Le 14 janvier 2007, j'étais Porte de Versailles pour écouter le discours de campagne de Nicolas Sarkozy. Un discours vibrant et construit qui lança le candidat de l'UMP dans sa course vers la victoire. Etant désoeuvré - et toujours passionné de politique - j'ai regardé l'intégralité du discours de François Hollande au Bourget. Sur la forme, c'était le même discours:
- même type de décors très "institutionnel"
- même ton martial
- mêmes références à l'histoire de la République
- là où Sarkozy citait Jaurès, Hollande cite De Gaulle,
- là où Sarkozy vantait le travail pour flatter l'oreil des militants de droite, Hollande vante "l'égalité" et attaque la "finance",
- surtout, même prédominance du "je" dans le discours: je ne suis pas comme les autres, j'ai la volonté, je suis prêt aux sacrifices...
Mais sur le fond?
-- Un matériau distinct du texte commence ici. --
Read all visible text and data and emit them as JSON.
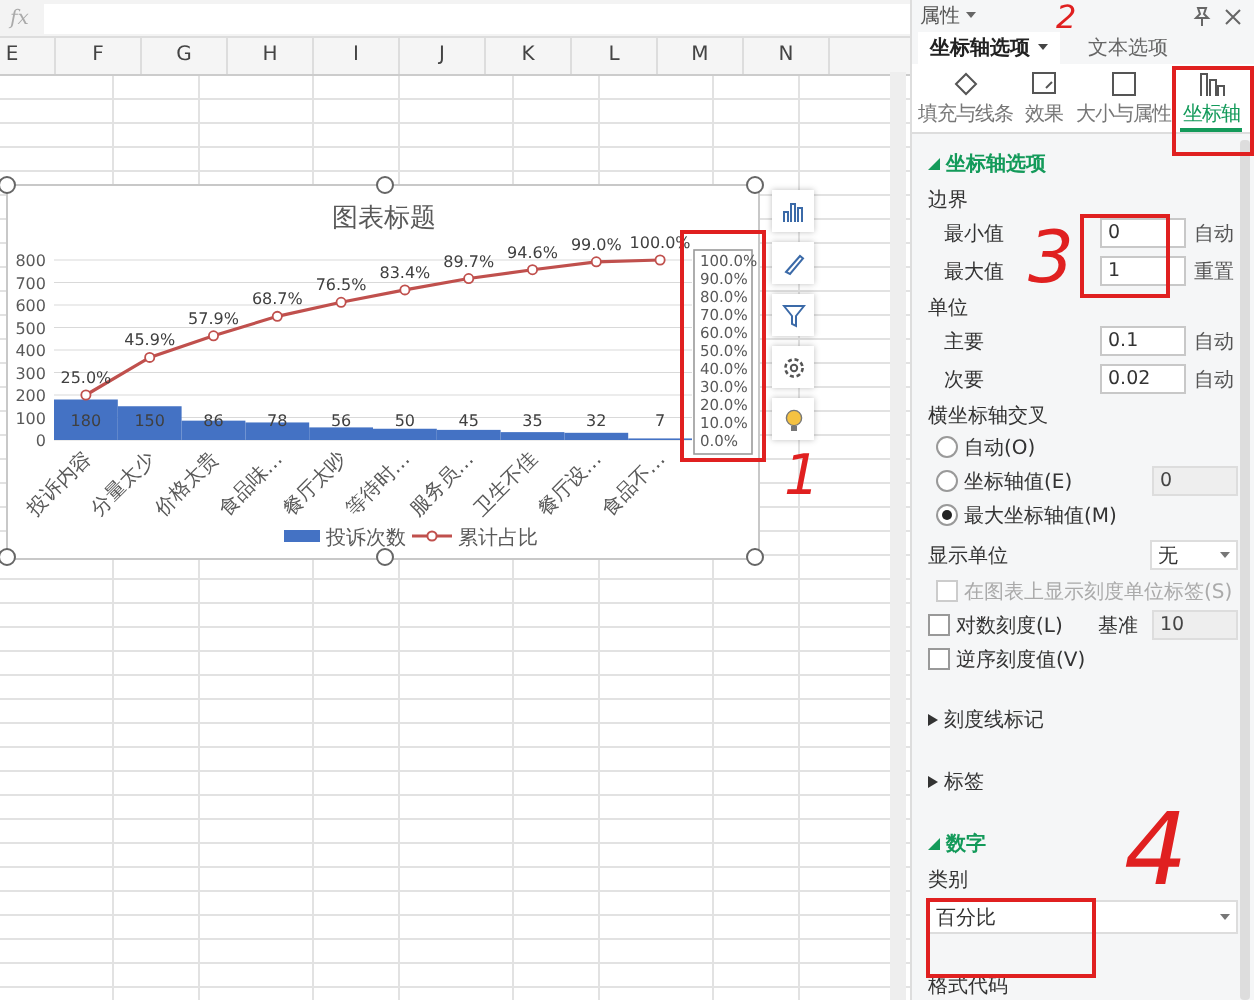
{
  "formula_bar": {
    "label": "fx"
  },
  "columns": [
    "E",
    "F",
    "G",
    "H",
    "I",
    "J",
    "K",
    "L",
    "M",
    "N"
  ],
  "chart": {
    "chart_data": {
      "type": "bar",
      "title": "图表标题",
      "categories": [
        "投诉内容",
        "分量太少",
        "价格太贵",
        "食品味…",
        "餐厅太吵",
        "等待时…",
        "服务员…",
        "卫生不佳",
        "餐厅设…",
        "食品不…"
      ],
      "series": [
        {
          "name": "投诉次数",
          "color": "#4472c4",
          "type": "bar",
          "values": [
            180,
            150,
            86,
            78,
            56,
            50,
            45,
            35,
            32,
            7
          ],
          "value_labels": [
            "180",
            "150",
            "86",
            "78",
            "56",
            "50",
            "45",
            "35",
            "32",
            "7"
          ]
        },
        {
          "name": "累计占比",
          "color": "#c0504d",
          "type": "line",
          "axis": "y2",
          "marker": true,
          "values": [
            25.0,
            45.9,
            57.9,
            68.7,
            76.5,
            83.4,
            89.7,
            94.6,
            99.0,
            100.0
          ],
          "value_labels": [
            "25.0%",
            "45.9%",
            "57.9%",
            "68.7%",
            "76.5%",
            "83.4%",
            "89.7%",
            "94.6%",
            "99.0%",
            "100.0%"
          ]
        }
      ],
      "ylim": [
        0,
        800
      ],
      "yticks": [
        0,
        100,
        200,
        300,
        400,
        500,
        600,
        700,
        800
      ],
      "y2lim": [
        0,
        100
      ],
      "y2ticks": [
        {
          "value": 0,
          "label": "0.0%"
        },
        {
          "value": 10,
          "label": "10.0%"
        },
        {
          "value": 20,
          "label": "20.0%"
        },
        {
          "value": 30,
          "label": "30.0%"
        },
        {
          "value": 40,
          "label": "40.0%"
        },
        {
          "value": 50,
          "label": "50.0%"
        },
        {
          "value": 60,
          "label": "60.0%"
        },
        {
          "value": 70,
          "label": "70.0%"
        },
        {
          "value": 80,
          "label": "80.0%"
        },
        {
          "value": 90,
          "label": "90.0%"
        },
        {
          "value": 100,
          "label": "100.0%"
        }
      ],
      "grid": true,
      "legend": true,
      "data_labels": true
    }
  },
  "panel": {
    "title": "属性",
    "tabs": [
      {
        "label": "坐标轴选项",
        "selected": true
      },
      {
        "label": "文本选项",
        "selected": false
      }
    ],
    "icon_tabs": [
      {
        "label": "填充与线条",
        "selected": false
      },
      {
        "label": "效果",
        "selected": false
      },
      {
        "label": "大小与属性",
        "selected": false
      },
      {
        "label": "坐标轴",
        "selected": true
      }
    ],
    "axis_section": {
      "title": "坐标轴选项",
      "expanded": true,
      "bounds_label": "边界",
      "bounds": [
        {
          "label": "最小值",
          "value": "0",
          "action": "自动"
        },
        {
          "label": "最大值",
          "value": "1",
          "action": "重置"
        }
      ],
      "units_label": "单位",
      "units": [
        {
          "label": "主要",
          "value": "0.1",
          "action": "自动"
        },
        {
          "label": "次要",
          "value": "0.02",
          "action": "自动"
        }
      ],
      "cross_label": "横坐标轴交叉",
      "cross_options": [
        {
          "label": "自动(O)",
          "selected": false
        },
        {
          "label": "坐标轴值(E)",
          "selected": false,
          "value": "0"
        },
        {
          "label": "最大坐标轴值(M)",
          "selected": true
        }
      ],
      "display_unit_label": "显示单位",
      "display_unit": "无",
      "show_unit_label": {
        "label": "在图表上显示刻度单位标签(S)",
        "checked": false,
        "disabled": true
      },
      "log_scale": {
        "label": "对数刻度(L)",
        "checked": false,
        "base_label": "基准",
        "base": "10"
      },
      "reverse": {
        "label": "逆序刻度值(V)",
        "checked": false
      }
    },
    "collapsed_sections": [
      {
        "title": "刻度线标记",
        "expanded": false
      },
      {
        "title": "标签",
        "expanded": false
      }
    ],
    "number_section": {
      "title": "数字",
      "expanded": true,
      "category_label": "类别",
      "category": "百分比",
      "format_label": "格式代码"
    }
  },
  "annotations": [
    {
      "label": "1"
    },
    {
      "label": "2"
    },
    {
      "label": "3"
    },
    {
      "label": "4"
    }
  ]
}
Comme Sarkozy en 2007, il n'y a pas grand chose. Quelques mesures ponctuelles sont évoquées mais cela ne fait pas une politique. Pour le reste tout est suggéré mais jamais dit, de sorte que chacun entende ce qu'il veut entendre.
Hollande a indéniablement réussi un coup politique. Avec son discours, il a remobilisé ses troupes et c'est essentiel avant d'affronter ce genre d'épreuve. Le Sarkozy de 2012 serait-il capable de faire se déplacer 10.000 personnes pour un meeting? Je crois qu'il arriverait à peine à en déplacer 3.000, et encore, en faisant venir des car entiers des quatre coins de la France. Hollande a donc marqué des points sur son principal rival actuel.
Il n'en reste pas moins qu'il l'a fait en adoptant la démagogie qui nous a conduit là où nous en sommes. En plaidant la rigueur (il n'a plus le choix) tout en évoquant des mesures bien coûteuses quand on y regarde de plus près, mais aussi en accusant la "finance" et "l'argent". En désignant ainsi la finance comme la source de tous les problèmes, le candidat Hollande ne tient pas un discours de vérité. Il y a certes des problèmes avec la finance et des choses à réformer.
Mais le coeur du problème n'est pas là.
Le coeur du problème est la nécessité de réinventer notre modèle social avant qu'il ne sombre totalement. Et cela passe par une réforme profonde du fonctionnement de notre société et de la solidarité nationale. Concrètement, cela signifie que nous détenons la clé du problème, pas un hypothétique "ennemi de l'extérieur".
Alors réformer la finance, pourquoi pas. Sûrement même. Mais quand on regarde un peu les rouages du capitalisme français et quand on voit qui est l'auteur des propos, ce type de discours fait doucement rigoler.
La réalité est que le système est verrouillé (et donc "gouverné") par les grands corps de fonctionnaires dont une trop grande partie ignore allègrement les règles d'éthique et de conflits d'intérêts. Ce mélange des genres est d'ailleurs parfaitement dénoncé par les journalistes Sophie Coignard et Raphaël Gubert dans L'Oligarchie des Incapables. Monsieur Hollande impartient à cet "caste", lui qui est issu de l'ENA. Il est d'ailleurs cité dans ce livre d'enquête au sujet du rôle peu glorieux qu'il a joué dans le scandale du CREF (Complément de Retraite des Fonctionnaires). Il a son propre bataillon de hauts fonctionnaires qui piaffent aujourd'hui dans les couloirs du Conseil d'Etat ou autres administrations en attendant de pouvoir prendre leur part du gateau. Pourtant ils ne sont pas élus. Pourtant ils ne se présenteront pas. Pourtant ils ont le pouvoir... Triste ironie du discours de François Hollande.
Mais il n'y aura pas un journaliste pour le relever.
Le discours de François Hollande est dans la droite ligne du discours de Nicolas Sarkozy du 14 janvier 2007. Les français se laisseront-ils berner de la même manière?